What are we watching? Homeland, Amour, American Horror & Electrick Children
What have we been watching at Polari HQ this week?
Nadine Chryst – American Horror Story – Asylum FX
Anyone unfortunate enough to witness me screaming my way through Ringu at the ICA will know that horror and me just don’t mix. It’s not that I don’t enjoy it … I genuinely do, I’m just unable to be quiet about it. The mix of fear and excitement makes me feel like I’m going to pass out. I was the same with Friday 13th Part 3 (in 3D), the only one in the cinema covering my eyes with butterkist coated fingers. I could go on. So why am I doing it to myself again? Because American Horror Story – Asylum is one of the most terrifying, compelling and fabulously performed horror series to grace our screens. It’s got it all… serial killers, nymphos and undercover lesbians electro-shocked into ‘normality’ all wonderfully set in an old school mental asylum for the criminally insane!!! Woohoo … could it be any better? NO IT COULDN’T. Horrific. Disturbing. Nightmare inducing. It really does scare the poop out of me! Throw in aliens, insane doctors with scalpels, possessed psycho-nuns and seriously, it’s one of the best series you will ever watch even if it does ruin a good night’s sleep!

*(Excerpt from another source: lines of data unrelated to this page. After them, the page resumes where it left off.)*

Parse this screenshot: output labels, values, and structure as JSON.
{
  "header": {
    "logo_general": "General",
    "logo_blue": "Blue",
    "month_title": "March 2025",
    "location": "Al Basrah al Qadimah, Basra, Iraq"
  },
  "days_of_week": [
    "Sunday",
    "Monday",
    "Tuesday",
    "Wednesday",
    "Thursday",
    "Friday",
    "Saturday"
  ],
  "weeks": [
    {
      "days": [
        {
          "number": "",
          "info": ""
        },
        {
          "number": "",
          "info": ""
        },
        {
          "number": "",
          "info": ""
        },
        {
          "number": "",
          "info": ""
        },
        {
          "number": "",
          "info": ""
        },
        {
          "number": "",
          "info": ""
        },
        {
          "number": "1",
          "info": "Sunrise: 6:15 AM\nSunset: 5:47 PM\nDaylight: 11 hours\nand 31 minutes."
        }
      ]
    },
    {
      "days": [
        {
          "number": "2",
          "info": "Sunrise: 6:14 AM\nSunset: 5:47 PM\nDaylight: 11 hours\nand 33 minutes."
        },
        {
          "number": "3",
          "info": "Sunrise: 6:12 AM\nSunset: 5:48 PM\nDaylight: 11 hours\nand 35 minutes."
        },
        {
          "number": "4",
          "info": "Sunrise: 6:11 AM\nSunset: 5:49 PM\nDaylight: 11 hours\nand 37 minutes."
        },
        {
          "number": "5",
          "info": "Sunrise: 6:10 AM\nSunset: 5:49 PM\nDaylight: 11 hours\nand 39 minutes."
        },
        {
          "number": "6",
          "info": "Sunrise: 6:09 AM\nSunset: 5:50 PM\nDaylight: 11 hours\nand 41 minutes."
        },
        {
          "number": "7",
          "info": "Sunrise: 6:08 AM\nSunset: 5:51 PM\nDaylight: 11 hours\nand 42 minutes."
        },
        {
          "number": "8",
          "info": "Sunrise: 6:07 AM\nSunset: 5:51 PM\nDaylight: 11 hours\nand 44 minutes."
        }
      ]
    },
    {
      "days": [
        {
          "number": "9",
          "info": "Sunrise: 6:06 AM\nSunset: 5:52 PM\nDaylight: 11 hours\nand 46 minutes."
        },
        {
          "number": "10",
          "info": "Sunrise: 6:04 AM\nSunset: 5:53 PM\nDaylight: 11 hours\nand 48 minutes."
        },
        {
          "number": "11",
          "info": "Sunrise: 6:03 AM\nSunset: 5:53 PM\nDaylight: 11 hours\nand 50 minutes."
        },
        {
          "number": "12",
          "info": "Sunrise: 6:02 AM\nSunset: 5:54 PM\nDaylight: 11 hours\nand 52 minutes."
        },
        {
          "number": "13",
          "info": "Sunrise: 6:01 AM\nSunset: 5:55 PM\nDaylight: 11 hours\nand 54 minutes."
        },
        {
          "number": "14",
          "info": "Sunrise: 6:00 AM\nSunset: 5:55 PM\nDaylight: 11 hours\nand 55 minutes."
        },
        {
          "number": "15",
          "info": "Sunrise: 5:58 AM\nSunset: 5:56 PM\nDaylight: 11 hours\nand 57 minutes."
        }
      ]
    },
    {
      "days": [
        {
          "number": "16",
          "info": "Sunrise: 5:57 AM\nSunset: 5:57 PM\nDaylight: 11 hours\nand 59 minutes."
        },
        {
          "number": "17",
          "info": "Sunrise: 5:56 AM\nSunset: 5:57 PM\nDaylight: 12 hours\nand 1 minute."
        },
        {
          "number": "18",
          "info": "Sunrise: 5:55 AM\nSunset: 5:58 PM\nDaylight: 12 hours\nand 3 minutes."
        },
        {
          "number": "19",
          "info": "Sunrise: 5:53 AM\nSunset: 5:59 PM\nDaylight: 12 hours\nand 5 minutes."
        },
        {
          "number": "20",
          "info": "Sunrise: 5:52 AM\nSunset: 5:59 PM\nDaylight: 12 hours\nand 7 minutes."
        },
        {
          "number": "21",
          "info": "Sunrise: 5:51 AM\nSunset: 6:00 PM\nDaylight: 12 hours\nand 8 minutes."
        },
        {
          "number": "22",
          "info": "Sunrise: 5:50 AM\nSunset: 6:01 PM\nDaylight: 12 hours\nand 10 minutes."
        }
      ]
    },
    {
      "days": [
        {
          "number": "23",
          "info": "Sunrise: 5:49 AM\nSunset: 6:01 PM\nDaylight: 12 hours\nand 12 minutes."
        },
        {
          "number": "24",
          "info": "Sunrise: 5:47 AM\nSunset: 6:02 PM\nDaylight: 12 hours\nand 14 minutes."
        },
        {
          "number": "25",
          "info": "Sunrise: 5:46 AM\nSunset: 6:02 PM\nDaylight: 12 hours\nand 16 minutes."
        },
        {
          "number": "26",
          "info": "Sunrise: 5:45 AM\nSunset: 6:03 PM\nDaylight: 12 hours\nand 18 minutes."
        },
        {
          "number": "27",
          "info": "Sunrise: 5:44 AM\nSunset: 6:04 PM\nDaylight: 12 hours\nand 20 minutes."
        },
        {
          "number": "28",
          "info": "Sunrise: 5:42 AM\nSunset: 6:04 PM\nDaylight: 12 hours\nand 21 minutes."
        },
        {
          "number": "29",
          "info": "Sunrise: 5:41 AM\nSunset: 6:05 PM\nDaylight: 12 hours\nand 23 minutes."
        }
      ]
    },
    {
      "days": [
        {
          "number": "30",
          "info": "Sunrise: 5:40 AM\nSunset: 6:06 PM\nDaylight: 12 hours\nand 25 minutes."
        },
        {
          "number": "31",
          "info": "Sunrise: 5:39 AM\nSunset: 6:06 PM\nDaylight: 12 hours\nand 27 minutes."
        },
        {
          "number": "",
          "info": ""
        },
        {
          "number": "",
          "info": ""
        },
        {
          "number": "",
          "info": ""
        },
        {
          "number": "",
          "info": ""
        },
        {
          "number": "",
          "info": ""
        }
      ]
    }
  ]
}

Michael Langan – Amour dir. Michael Haneke
A new Michael Haneke film is always an event and Amour even more so, given it won this year’s Palm d‘Or at Cannes and stars two legendary French actors, Jean-Louis Trintignant and Emmanuelle Riva. Haneke is renowned for casting a forensic and relentlessly stark eye over the lives of his bourgeois protagonists, in this case an elderly couple facing the end of their days. As the title suggests, this is here seasoned with tenderness and love (quite a departure for Haneke), but absolutely no sentimentality. Both leads offer extraordinary performances – Riva is especially astonishing as a woman in severe decline – and make it easy to believe you’re watching a couple who’ve been together for sixty years; essential for the film to really work. Isabelle Hupert does a finely tuned and perfectly nuanced turn as the couple’s selfish and spiky daughter and there’s a star cameo from a pigeon. Haneke’s films are often like slow-motion horror movies that creep up on you and stay in the mind for days and Amour is no exception. You have been warned.

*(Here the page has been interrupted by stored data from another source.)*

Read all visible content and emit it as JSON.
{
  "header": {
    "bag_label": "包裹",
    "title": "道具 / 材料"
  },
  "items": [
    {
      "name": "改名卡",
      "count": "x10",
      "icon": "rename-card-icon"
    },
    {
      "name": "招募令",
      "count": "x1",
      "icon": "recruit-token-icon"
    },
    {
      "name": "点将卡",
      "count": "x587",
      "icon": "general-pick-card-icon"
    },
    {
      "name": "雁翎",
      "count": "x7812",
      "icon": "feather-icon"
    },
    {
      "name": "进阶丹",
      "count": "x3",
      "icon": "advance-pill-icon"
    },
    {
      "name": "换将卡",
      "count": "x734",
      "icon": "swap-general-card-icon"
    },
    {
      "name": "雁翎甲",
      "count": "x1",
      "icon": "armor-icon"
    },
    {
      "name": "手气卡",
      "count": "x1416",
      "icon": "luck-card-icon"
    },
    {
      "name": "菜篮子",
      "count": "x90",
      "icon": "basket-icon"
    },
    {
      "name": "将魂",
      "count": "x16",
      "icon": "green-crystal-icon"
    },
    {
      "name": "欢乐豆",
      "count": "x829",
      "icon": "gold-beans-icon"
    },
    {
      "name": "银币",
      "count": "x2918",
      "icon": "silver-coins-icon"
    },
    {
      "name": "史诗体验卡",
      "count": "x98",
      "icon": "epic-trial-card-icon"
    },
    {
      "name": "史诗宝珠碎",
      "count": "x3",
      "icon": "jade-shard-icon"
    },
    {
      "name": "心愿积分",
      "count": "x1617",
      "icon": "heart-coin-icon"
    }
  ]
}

Christopher Bryant – Homeland, Seasons 1 & 2
I find that there is something addictive about this sort of political-thriller-meets-soap-opera television drama. And anything with either Morena Baccarin or Claire Danes in it – although seeing Baccarin as an All American Mom is strange, to stay the least. Homeland was created by two of the minds behind 24. It pits CIA agent Carrie Matheson (Claire Danes) against returned POW Nicholas Brody (Damian Lewis). Brody is rescued after being held in captivity for 8 years in Iraq and Matheson is sure he has been turned. And she’ll stop at nothing when it comes to figuring that out. She’s like Jack Bauer – except that she’s bipolar, and not gun crazy. It’s surprising to see a US television show that addresses terrorism, and the causes of terrorism, in the way that it does. It seriously questions US geopolitical tactics – or at the very least it opens them to question. That said, a certain amount of simplistic politics remains. It is television, after all. Now, if only Lewis and Danes would stop trying to out-pout each other.

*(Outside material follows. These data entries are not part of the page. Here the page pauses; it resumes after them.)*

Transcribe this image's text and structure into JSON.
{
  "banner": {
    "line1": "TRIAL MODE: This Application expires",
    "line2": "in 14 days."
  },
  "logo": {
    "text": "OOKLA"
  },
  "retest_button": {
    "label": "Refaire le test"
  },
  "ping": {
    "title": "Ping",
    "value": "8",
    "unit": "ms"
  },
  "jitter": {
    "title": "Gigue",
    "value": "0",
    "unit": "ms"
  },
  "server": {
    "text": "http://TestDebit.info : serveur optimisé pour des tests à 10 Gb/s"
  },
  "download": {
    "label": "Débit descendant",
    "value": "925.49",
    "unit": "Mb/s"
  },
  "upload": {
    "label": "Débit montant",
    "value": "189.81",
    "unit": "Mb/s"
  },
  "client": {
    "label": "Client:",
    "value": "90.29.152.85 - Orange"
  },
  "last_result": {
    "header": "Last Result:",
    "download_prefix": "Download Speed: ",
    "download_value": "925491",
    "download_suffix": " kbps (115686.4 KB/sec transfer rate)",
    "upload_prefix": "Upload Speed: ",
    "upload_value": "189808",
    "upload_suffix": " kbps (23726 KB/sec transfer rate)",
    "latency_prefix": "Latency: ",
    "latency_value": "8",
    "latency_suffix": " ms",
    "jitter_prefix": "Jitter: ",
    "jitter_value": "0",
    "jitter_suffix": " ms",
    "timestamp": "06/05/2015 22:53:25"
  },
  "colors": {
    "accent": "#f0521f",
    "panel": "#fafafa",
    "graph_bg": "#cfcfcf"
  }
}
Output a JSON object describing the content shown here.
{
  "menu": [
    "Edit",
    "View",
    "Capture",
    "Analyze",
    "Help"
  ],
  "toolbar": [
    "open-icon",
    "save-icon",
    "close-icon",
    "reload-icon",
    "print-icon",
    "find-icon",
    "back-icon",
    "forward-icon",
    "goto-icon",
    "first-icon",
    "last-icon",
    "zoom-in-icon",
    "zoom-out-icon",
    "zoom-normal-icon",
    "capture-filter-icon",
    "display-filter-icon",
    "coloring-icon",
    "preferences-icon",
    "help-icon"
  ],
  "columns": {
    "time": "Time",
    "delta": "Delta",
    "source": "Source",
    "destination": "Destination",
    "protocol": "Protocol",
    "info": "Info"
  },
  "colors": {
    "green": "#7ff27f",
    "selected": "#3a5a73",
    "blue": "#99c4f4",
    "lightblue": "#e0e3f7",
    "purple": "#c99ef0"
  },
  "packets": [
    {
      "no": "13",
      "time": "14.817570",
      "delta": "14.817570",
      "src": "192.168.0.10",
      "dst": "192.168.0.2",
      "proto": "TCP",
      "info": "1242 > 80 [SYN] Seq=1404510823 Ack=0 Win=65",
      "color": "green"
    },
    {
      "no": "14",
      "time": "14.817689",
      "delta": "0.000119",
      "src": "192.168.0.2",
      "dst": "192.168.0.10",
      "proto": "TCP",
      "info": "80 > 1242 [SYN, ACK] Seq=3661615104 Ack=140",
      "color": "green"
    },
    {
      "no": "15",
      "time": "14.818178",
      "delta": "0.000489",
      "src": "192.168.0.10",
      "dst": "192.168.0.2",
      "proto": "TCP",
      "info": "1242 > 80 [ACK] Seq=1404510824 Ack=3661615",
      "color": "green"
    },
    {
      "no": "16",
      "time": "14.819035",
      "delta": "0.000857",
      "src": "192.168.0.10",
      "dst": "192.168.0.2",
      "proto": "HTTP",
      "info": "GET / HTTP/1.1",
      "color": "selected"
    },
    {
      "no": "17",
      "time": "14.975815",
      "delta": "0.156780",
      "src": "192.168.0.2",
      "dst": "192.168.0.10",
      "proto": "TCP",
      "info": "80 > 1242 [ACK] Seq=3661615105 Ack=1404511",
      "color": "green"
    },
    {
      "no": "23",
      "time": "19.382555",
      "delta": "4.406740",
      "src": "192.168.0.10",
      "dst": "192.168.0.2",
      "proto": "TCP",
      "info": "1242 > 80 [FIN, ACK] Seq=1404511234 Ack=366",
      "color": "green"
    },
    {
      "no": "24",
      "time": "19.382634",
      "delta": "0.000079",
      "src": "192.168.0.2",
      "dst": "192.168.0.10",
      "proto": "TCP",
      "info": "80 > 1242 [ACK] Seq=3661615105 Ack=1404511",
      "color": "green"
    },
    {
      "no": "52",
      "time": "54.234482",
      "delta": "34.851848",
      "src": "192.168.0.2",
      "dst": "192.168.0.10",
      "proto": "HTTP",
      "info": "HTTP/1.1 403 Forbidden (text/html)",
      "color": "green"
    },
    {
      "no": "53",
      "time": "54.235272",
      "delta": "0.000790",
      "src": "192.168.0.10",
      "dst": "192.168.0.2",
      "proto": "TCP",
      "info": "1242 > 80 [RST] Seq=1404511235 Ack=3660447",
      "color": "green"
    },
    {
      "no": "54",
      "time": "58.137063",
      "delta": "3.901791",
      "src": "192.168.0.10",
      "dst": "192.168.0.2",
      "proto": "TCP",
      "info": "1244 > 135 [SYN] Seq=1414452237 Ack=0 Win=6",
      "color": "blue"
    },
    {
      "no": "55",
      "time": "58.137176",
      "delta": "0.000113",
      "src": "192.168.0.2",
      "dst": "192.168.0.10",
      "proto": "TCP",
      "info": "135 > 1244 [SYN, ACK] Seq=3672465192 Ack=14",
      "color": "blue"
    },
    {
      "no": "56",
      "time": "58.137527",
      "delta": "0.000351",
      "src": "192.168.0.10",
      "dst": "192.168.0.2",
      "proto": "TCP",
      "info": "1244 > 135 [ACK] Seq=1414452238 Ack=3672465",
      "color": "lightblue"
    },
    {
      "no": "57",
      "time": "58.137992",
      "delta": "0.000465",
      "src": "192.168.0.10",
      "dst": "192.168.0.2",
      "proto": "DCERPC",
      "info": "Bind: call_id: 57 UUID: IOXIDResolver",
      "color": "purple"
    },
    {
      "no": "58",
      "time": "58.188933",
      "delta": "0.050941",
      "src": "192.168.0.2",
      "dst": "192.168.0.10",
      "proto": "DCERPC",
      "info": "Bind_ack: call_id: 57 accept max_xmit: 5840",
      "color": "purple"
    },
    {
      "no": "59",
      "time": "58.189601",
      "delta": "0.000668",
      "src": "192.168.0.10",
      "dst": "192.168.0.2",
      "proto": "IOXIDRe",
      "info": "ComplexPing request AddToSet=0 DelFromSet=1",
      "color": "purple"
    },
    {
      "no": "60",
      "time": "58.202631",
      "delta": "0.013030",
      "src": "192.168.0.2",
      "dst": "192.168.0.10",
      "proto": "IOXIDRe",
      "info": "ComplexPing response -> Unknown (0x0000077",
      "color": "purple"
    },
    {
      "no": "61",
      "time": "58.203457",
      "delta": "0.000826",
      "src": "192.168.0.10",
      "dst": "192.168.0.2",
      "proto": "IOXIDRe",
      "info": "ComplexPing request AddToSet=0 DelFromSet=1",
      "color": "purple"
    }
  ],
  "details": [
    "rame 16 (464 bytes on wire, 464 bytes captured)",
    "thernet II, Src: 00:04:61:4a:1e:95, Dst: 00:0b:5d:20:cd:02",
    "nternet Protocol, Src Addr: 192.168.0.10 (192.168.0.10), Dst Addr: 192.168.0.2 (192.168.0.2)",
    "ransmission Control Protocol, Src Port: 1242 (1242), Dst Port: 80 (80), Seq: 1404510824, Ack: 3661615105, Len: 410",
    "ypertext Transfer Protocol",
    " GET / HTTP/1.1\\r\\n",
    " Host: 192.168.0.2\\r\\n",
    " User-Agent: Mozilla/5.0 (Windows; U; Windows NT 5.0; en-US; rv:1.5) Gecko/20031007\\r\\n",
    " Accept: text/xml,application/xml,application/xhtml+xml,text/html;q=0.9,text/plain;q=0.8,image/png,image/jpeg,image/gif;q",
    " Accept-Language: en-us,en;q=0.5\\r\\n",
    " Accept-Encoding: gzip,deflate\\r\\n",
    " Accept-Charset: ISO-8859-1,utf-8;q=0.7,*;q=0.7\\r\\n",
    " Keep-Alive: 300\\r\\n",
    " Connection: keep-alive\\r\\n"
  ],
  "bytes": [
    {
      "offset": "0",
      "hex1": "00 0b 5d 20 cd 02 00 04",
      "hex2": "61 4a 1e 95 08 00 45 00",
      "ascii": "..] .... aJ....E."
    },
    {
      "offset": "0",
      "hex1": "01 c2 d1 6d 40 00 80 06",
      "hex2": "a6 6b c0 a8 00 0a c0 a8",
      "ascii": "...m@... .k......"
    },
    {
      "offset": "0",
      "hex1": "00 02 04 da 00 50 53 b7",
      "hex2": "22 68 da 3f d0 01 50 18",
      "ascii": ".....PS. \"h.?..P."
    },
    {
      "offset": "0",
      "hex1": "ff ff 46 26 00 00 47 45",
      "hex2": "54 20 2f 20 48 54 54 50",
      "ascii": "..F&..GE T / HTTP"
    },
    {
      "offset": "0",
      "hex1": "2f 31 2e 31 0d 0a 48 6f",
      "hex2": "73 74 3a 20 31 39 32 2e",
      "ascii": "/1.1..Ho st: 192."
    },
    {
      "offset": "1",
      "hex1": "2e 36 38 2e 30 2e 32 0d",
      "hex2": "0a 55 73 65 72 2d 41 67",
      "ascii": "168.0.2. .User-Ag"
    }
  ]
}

Little Bastard – Electrick Children
Music is a very powerful force – but imagine if it was so powerful it could make you pregnant! In the debut feature film by Rebecca Thomas, fundamentalist Mormon Rachel finds a blue cassette tape and, on listening to it, hears ‘Hanging On The Telephone’ by The Nerves. Feeling the Holy Spirit enter her through music, she becomes pregnant and is convinced the father is the voice on the tape. What follows is a beautifully quirky coming of age drama, drenched in innocence, scattered with raw punk, and ingrained with mature spirituality, as Rachel leaves her community in search of the man that made her pregnant. See this bizarre little film at any cost, even if just for incredible central performance by Julia Garner as Rachel, who may steal my “current favourite actress” award from Emily Browning.